Variances of photon numbers and electrons In optical sensors (e.g., photodiodes), the number of electrons $N$ generated by photons follows Poisson distribution. e.g., $Var[N] = N$.The number of photons $P$ also follows Poisson distribution. e.g., $Var[P] = P$. $P$ and $N$ are related by quantum efficiency $k$, $N = kP$.
Then, $Var[N] = k^2 Var[P] = k^2P = kN \neq N$.
What mistakes did I make here?
 A: In order to definitively answer you question we need to know what is your model. Pick one of three:
Given $P\sim Pois(\lambda_P)$

*

*$N=kP$

*$N\sim Pois(k\lambda_P)$

*$N\sim Pois(kP)$
1
If $N=kP$ then electron count is not from Poisson distribution. Multiplying Poisson numbers by a constant you don't get a set of larger Poisson numbers. It's easy to see with a counter example.

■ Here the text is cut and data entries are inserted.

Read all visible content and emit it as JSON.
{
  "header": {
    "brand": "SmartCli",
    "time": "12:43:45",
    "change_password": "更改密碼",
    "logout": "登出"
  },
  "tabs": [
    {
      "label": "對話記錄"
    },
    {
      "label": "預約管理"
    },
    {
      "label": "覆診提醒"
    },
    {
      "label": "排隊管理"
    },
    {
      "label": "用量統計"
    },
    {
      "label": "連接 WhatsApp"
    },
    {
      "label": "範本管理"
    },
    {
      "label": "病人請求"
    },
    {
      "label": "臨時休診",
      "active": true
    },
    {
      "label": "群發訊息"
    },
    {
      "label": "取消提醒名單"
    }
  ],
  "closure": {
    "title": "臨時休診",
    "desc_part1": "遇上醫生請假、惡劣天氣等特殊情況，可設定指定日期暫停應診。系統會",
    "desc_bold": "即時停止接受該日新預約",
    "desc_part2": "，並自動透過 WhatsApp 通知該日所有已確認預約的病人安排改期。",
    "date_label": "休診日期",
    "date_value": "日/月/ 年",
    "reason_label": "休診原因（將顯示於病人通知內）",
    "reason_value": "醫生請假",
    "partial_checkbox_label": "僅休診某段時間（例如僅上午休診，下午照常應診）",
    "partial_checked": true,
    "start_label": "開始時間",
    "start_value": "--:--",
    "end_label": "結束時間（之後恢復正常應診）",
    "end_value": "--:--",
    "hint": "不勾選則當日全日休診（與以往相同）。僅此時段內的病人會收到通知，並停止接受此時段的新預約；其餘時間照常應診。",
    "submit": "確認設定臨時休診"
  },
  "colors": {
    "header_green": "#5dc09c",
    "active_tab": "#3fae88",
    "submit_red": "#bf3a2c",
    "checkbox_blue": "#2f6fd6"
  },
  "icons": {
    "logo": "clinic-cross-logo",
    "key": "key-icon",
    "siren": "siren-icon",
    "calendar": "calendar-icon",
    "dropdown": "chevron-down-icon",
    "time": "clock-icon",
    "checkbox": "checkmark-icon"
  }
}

Suppose, $k=2$, then you'll never get 1 in kP sequence which will start with 0,2,4 etc. Hence, kP is not Poisson, and the equalities that you're trying to derive are irrelevant.
2
If you defined Poisson distribution of electrons as with intensity $\lambda_N=k\lambda_P$, i.e. $N\sim Pois(\lambda_N)$ where $\lambda_N=k\lambda_P$, then you have all it defined nicely: and you get $E[N]=Var[N]=k\lambda_P=kE[P]=kVar[P]$
3
On the other hand if you define electron's distribution as $N\sim Pois(\lambda_N)$ where $\lambda_N=kP$, then it's quite more difficult because the intensity of Poisson is random variable itself now. Hence, N is from Poisson only conditionally on observing P photons, unconditionally N is not from Poisson anymore. In other words if you don't know how many photons were sent your way exactly then observing only N will shows that it's not from Poisson distribution.